Christian mission work has often been criticized as needless and even contemptible. After Anglican religious leader Isaac Taylor glorified Islam at the expense of Christianity, E. Bosworth Smith (himself an admirer of Islam), responded with a defense of the Christian faith and its mission activities in an address before the Fellows of Zion’s College, given on this day, February 21, 1888.

Quote

“If, then, we believe Christianity to be truer and purer in itself than Islam, and than any other religion, we must needs wish others to be partakers of it; and the effort to propagate it is thrice blessed—it blesses him that offers, no less than him who accepts it; nay, it often blesses him who accepts it not. The last words of a dying friend are apt to linger in the chambers of the heart till the heart itself has ceased to beat; and the last recorded words of the Founder of Christianity [i.e. The Great Commission] are not likely to pass from the memory of His Church till that Church has done its work. They are the marching orders of the Christian army; the consolation for every past and present failure; the earnest and the warrant, in some shape or other, of ultimate success.
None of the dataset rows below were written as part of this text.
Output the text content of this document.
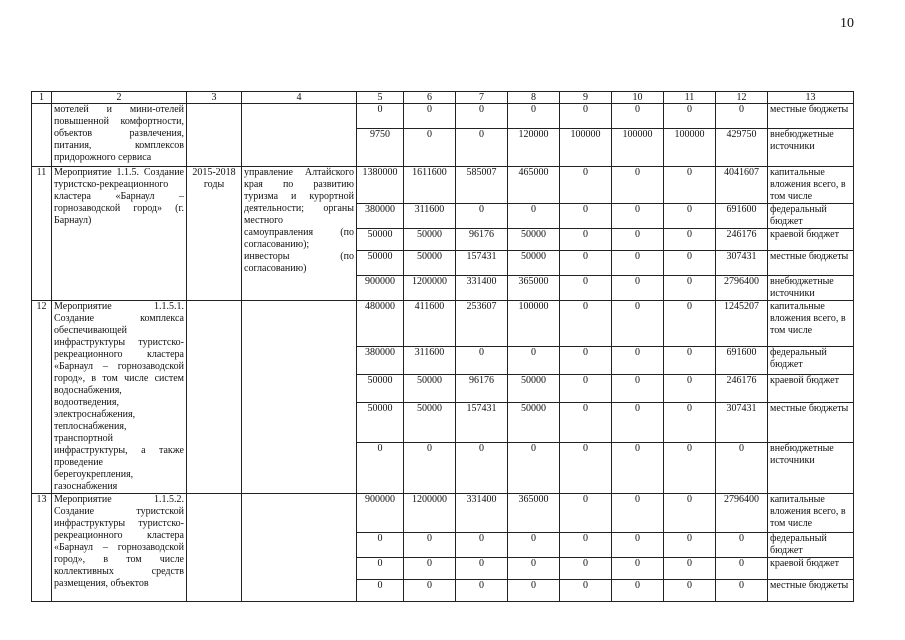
10
1	2	3	4	5	6	7	8	9	10	11	12	13
	мотелей и мини-отелей повышенной комфортности, объектов развлечения, питания, комплексов придорожного сервиса			0	0	0	0	0	0	0	0	местные бюджеты
				9750	0	0	120000	100000	100000	100000	429750	внебюджетные источники
11	Мероприятие 1.1.5. Создание туристско-рекреационного кластера «Барнаул – горнозаводской город» (г. Барнаул)	2015-2018 годы	управление Алтайского края по развитию туризма и курортной деятельности; органы местного самоуправления (по согласованию); инвесторы (по согласованию)	1380000	1611600	585007	465000	0	0	0	4041607	капитальные вложения всего, в том числе
				380000	311600	0	0	0	0	0	691600	федеральный бюджет
				50000	50000	96176	50000	0	0	0	246176	краевой бюджет
				50000	50000	157431	50000	0	0	0	307431	местные бюджеты
				900000	1200000	331400	365000	0	0	0	2796400	внебюджетные источники
12	Мероприятие 1.1.5.1. Создание комплекса обеспечивающей инфраструктуры туристско-рекреационного кластера «Барнаул – горнозаводской город», в том числе систем водоснабжения, водоотведения, электроснабжения, теплоснабжения, транспортной инфраструктуры, а также проведение берегоукрепления, газоснабжения			480000	411600	253607	100000	0	0	0	1245207	капитальные вложения всего, в том числе
				380000	311600	0	0	0	0	0	691600	федеральный бюджет
				50000	50000	96176	50000	0	0	0	246176	краевой бюджет
				50000	50000	157431	50000	0	0	0	307431	местные бюджеты
				0	0	0	0	0	0	0	0	внебюджетные источники
13	Мероприятие 1.1.5.2. Создание туристской инфраструктуры туристско-рекреационного кластера «Барнаул – горнозаводской город», в том числе коллективных средств размещения, объектов			900000	1200000	331400	365000	0	0	0	2796400	капитальные вложения всего, в том числе
				0	0	0	0	0	0	0	0	федеральный бюджет
				0	0	0	0	0	0	0	0	краевой бюджет
				0	0	0	0	0	0	0	0	местные бюджеты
The value of a Christian mission is not, therefore, to be measured by the number of its converts. The presence in a heathen or a Muslim district of a single man who, filled with the missionary spirit, exhibits in his preaching and, so far as may be, in his life, the self-denying and the Christian virtues, who is charged with sympathy for those among whom his lot is cast, who is patient of disappointment and of failure, and of the sneers of the ignorant or the irreligious, and who works steadily on with a single eye to the glory of God and the good of his fellow-men, is, of itself, an influence for good, and a centre from which it radiates, wholly independent of the number of converts he is able to enlist. There is a vast number of such men engaged in mission work all over the world, and our best Indian statesmen, some of whom, for obvious reasons, have been hostile to direct proselytizing efforts, are unanimous as to the quantity and quality of the services they render.”

Source

Ellinwood, Frank F. Oriental Religions and Christianity. New York, 1891.